One example of a scenario showing the value of HURT involves a forward operating base (FOB) that uses a number of small UAVs to provide perimeter security, Pagels said.

“Rather than having individual soldiers flying those UAVS by hand and exploiting the images, you can pass that off to the HURT system,” he explained. “HURT will then do area surveillance and will actually control the ground stations and place the planes on flight paths that are appropriate to cover all of the area around the FOB’s perimeter at a certain revisit rate. And then [it will] provide that imagery as a big mosaic…to the people who are responsible for maintaining security.”

In the event that an attack occurs on the base and one of the UAVs leaves the perimeter to pursue the attackers, the HURT system would automatically generate and apply new flight profiles for the UAVs to fill the coverage gap, Pagels said.

One of the advantages of HURT is that it decouples the warfighter from the immediate control of the UAVs so that they can concentrate on other issues such as the study of the imagery, Pagels said.

DARPA wants to show during HURT II that it can dramatically decrease the latency between a soldier making the request for imagery and getting the imagery, Pagels said. IT also wants to provide “lower and lower echelons of users, not just colonels or majors” with access to imagery, he said.

“We are pushing it as close to the pointy edge of the spear as we can where they can make a specific request without going through an intermediary for the specific information they need,” Pagels said. “And we are getting them that information through any means possible.

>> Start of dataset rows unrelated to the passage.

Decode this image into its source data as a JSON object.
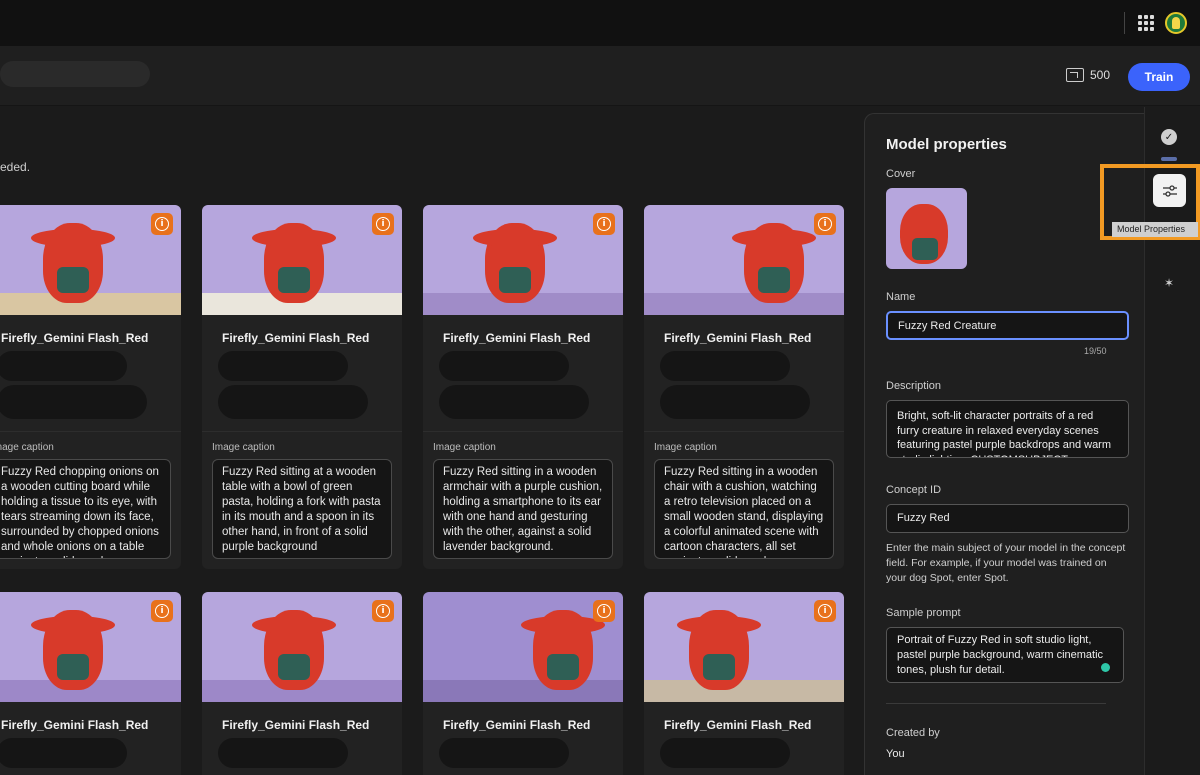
{
  "header": {
    "credits": "500",
    "train_label": "Train"
  },
  "main": {
    "intro_text": "eded.",
    "caption_label": "Image caption",
    "cards": [
      {
        "title": "Firefly_Gemini Flash_Red",
        "caption": "Fuzzy Red chopping onions on a wooden cutting board while holding a tissue to its eye, with tears streaming down its face, surrounded by chopped onions and whole onions on a table against a solid purple background"
      },
      {
        "title": "Firefly_Gemini Flash_Red",
        "caption": "Fuzzy Red sitting at a wooden table with a bowl of green pasta, holding a fork with pasta in its mouth and a spoon in its other hand, in front of a solid purple background"
      },
      {
        "title": "Firefly_Gemini Flash_Red",
        "caption": "Fuzzy Red sitting in a wooden armchair with a purple cushion, holding a smartphone to its ear with one hand and gesturing with the other, against a solid lavender background."
      },
      {
        "title": "Firefly_Gemini Flash_Red",
        "caption": "Fuzzy Red sitting in a wooden chair with a cushion, watching a retro television placed on a small wooden stand, displaying a colorful animated scene with cartoon characters, all set against a solid purple background"
      },
      {
        "title": "Firefly_Gemini Flash_Red",
        "caption": ""
      },
      {
        "title": "Firefly_Gemini Flash_Red",
        "caption": ""
      },
      {
        "title": "Firefly_Gemini Flash_Red",
        "caption": ""
      },
      {
        "title": "Firefly_Gemini Flash_Red",
        "caption": ""
      }
    ]
  },
  "panel": {
    "title": "Model properties",
    "cover_label": "Cover",
    "name_label": "Name",
    "name_value": "Fuzzy Red Creature",
    "name_counter": "19/50",
    "description_label": "Description",
    "description_value": "Bright, soft-lit character portraits of a red furry creature in relaxed everyday scenes featuring pastel purple backdrops and warm studio lighting. CUSTOMSUBJECT",
    "concept_label": "Concept ID",
    "concept_value": "Fuzzy Red",
    "concept_help": "Enter the main subject of your model in the concept field. For example, if your model was trained on your dog Spot, enter Spot.",
    "prompt_label": "Sample prompt",
    "prompt_value": "Portrait of Fuzzy Red in soft studio light, pastel purple background, warm cinematic tones, plush fur detail.",
    "created_label": "Created by",
    "created_value": "You"
  },
  "rail": {
    "tooltip": "Model Properties"
  },
  "colors": {
    "accent": "#3b63fb",
    "highlight": "#f29a23",
    "info_badge": "#e8711b",
    "backdrop": "#b6a6dd"
  }
}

So we are not just giving them access to their specific UAV. They have access to the whole fleet of UAVs.”

During HURT II, activities will also center on tying HURT operations closely into the U.S. military’s airspace management systems, he said.

Another focus area will be integrating the tactics, training and procedures for exploiting HURT with Army’s training and educational infrastructure, he said. Since using HURT will mean that soldiers will have to relinquish the control of their organic UAVs at times so that these platforms can execute more pressing taskings, there will be a cultural transition necessary for the Army to make, Pagels said.

HURT also has potential applications in homeland security and border patrol, according to Northrop Grumman.